Это был выход из положения, который они все охотно приняли и радостно сорвались с места. У него остался в душе осадок. Он не покидал его во сне и возник снова, когда собрались рано утром, перед отъездом — на завтрак. Все какие-то хмурые, раздражительные, взъерошенные. Торопливые, словно бы главное в жизни — выпить по глотку на скорую руку сваренного Ларисой кофе и погрузиться в машину. Толя приехал чуть свет и уложил в багажник весь его больничный НЗ, большую часть которого составляли машинка, диктофон и несколько завязанных тесемками папок с рукописями из архива.
Первые минуты, когда машина тронулась, молчали. И чтобы молчание это, которое К.М. все связывал со вчерашним разговором, не было столь заметным и тягостным, он попросил Толю включить приемник.

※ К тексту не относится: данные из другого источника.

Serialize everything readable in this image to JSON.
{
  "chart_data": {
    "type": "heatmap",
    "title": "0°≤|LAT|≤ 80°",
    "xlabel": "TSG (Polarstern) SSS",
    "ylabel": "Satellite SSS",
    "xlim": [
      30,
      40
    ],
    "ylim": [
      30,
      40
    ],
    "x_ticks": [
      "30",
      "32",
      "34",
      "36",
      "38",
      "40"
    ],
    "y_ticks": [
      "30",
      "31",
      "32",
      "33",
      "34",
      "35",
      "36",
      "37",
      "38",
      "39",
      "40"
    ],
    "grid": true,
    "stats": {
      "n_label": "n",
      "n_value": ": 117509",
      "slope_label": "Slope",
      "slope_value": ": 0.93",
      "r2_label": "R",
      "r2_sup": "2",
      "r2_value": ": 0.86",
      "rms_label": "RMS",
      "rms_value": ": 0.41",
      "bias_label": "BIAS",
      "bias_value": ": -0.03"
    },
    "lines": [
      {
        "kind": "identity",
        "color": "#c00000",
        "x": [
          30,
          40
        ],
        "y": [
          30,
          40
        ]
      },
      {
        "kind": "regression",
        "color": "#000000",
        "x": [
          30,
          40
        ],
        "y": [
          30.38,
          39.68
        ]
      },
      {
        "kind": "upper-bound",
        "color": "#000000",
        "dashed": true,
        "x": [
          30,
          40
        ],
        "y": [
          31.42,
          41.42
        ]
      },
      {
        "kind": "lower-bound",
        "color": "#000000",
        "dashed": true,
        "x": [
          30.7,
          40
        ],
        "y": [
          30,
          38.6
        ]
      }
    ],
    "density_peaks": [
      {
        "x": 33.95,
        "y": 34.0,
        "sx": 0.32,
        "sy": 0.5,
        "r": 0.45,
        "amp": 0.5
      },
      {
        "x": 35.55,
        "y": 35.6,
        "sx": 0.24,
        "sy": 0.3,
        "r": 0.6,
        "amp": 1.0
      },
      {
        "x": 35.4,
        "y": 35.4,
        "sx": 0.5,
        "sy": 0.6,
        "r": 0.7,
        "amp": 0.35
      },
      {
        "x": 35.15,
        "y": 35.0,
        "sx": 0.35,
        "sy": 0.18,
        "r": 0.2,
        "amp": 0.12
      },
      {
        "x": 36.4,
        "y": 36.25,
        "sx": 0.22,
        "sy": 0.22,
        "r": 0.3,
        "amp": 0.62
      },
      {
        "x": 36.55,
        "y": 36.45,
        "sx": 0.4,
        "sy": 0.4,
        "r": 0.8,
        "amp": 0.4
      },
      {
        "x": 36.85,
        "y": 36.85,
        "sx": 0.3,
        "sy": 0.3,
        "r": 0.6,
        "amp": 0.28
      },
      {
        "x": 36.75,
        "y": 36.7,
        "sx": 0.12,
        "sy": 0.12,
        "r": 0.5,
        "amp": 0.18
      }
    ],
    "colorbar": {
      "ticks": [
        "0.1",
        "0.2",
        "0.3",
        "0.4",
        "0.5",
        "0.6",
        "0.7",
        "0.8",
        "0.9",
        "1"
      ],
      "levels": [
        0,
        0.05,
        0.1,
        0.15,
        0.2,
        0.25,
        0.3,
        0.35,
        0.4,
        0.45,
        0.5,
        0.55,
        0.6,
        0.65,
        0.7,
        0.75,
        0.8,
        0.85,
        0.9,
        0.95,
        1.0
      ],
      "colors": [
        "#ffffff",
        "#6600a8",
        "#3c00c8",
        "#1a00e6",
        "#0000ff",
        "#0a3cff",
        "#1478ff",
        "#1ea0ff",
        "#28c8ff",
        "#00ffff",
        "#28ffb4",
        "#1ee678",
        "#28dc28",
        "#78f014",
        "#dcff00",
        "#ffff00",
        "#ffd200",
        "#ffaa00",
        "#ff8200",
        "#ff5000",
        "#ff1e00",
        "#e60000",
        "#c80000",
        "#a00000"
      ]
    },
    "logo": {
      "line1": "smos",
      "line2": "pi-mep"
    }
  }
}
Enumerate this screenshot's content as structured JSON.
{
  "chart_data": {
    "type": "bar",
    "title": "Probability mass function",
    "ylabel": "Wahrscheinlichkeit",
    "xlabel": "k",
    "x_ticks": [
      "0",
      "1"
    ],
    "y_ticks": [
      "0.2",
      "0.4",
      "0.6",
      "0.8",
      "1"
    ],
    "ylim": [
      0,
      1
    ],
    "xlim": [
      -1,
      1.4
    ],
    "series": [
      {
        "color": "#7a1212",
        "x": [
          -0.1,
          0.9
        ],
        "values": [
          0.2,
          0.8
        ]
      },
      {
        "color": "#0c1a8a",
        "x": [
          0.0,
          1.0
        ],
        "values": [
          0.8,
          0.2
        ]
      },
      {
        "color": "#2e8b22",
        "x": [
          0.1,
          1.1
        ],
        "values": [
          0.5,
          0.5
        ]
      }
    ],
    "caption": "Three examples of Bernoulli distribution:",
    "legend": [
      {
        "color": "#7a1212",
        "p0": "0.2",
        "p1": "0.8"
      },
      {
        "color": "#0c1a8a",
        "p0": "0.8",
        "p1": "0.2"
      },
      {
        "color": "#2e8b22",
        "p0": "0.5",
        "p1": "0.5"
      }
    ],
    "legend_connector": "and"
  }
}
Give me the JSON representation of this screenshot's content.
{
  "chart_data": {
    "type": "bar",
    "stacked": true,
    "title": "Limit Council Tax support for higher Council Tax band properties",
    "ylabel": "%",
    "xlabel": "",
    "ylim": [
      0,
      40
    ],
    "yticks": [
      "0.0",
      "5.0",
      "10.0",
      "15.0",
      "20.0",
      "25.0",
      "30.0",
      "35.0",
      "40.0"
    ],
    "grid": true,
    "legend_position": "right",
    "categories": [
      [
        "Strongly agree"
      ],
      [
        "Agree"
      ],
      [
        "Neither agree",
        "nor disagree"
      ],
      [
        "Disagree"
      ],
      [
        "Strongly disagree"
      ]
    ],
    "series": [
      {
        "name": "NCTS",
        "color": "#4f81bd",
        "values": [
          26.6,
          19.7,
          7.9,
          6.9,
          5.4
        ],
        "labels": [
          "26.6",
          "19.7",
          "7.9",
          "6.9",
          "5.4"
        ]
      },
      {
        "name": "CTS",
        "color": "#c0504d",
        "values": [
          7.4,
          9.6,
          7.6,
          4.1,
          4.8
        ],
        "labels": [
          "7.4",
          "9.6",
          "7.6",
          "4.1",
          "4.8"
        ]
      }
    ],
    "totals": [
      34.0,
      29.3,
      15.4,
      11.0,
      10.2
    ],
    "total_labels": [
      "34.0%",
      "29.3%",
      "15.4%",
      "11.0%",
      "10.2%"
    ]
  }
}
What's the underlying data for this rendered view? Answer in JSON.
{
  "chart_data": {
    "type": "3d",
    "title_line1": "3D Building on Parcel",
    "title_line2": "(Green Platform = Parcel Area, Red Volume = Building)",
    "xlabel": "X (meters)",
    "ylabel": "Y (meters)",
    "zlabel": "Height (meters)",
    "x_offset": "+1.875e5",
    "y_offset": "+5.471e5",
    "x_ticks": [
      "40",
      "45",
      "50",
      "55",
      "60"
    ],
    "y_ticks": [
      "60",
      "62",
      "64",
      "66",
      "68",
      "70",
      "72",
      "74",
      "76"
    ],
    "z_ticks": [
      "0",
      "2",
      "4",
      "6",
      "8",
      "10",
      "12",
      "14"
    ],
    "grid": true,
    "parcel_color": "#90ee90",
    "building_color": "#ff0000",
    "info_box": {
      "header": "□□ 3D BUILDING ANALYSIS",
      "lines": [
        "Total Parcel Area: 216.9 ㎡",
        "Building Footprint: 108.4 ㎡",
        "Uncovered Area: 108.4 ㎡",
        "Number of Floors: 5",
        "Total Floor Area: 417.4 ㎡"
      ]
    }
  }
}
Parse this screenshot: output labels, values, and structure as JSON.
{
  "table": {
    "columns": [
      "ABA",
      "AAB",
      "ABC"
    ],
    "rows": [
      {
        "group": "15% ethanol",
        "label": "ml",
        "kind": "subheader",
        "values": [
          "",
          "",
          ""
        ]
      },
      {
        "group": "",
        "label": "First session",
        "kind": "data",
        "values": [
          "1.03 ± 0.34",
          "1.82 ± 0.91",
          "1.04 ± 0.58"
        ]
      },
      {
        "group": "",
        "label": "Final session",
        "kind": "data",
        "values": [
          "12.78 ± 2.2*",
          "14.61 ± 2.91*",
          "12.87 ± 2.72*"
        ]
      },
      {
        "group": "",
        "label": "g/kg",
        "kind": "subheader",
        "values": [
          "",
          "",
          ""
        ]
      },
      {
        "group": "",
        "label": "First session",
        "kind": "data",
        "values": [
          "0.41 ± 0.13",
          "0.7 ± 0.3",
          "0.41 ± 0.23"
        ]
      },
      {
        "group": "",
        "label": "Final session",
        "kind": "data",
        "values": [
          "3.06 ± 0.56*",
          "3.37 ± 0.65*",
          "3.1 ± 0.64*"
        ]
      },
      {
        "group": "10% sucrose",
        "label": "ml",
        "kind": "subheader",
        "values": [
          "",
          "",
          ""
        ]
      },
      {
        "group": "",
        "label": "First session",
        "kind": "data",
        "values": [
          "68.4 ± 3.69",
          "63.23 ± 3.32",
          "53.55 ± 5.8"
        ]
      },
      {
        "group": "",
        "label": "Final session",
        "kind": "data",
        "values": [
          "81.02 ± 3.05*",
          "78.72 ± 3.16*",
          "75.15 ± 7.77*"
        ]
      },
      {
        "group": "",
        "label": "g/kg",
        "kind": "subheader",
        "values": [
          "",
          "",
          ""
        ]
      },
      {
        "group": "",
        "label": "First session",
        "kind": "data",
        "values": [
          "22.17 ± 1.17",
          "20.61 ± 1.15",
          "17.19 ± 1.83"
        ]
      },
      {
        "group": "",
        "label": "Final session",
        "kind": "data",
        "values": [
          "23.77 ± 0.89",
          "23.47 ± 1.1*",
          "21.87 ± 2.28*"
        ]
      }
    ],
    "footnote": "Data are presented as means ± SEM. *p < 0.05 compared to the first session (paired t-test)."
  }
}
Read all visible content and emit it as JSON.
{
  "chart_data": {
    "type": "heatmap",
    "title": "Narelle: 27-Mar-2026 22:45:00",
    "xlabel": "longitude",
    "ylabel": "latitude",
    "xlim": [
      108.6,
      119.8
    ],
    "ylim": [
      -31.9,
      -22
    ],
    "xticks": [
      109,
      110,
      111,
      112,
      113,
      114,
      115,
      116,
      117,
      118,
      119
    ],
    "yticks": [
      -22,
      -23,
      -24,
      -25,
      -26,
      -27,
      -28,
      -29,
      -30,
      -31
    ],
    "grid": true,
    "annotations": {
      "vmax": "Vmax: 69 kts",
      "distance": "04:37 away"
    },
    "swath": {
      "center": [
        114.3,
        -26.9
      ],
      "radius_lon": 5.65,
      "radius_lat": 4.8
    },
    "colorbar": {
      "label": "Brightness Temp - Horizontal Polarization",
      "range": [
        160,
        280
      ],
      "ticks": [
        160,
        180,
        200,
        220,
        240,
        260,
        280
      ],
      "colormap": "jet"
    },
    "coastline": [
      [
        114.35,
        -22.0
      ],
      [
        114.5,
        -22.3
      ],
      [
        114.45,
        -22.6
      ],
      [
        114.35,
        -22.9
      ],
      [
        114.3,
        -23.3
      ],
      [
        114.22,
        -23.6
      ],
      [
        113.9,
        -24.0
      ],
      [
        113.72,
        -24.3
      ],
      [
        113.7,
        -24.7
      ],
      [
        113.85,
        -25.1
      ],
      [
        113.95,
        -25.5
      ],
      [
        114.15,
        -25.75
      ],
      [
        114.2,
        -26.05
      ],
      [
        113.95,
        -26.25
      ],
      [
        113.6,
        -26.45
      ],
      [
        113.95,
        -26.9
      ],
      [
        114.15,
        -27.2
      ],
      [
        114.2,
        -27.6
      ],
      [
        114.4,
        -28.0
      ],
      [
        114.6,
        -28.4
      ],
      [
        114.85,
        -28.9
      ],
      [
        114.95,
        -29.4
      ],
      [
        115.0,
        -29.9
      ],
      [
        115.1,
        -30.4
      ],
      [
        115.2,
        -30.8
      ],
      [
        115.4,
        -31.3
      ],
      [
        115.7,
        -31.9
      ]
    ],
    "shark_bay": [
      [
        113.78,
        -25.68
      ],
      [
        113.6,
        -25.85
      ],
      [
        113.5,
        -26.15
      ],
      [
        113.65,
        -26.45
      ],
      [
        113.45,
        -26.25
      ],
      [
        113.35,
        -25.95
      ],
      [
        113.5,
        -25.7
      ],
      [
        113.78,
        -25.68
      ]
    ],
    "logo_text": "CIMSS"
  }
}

По радио Алексей Баталов читал «Войну и мир». «Когда человек видит умирающее животное, ужас охватывает его... Но когда умирающее есть человек, и человек любимый — ощущаемый, тогда, кроме ужаса перед уничтожением жизни, чувствуется разрыв и духовная рана, которая, так же как и рана физическая, иногда убивает, иногда залечивается, но всегда болит и боится внешнего раздражающего прикосновения».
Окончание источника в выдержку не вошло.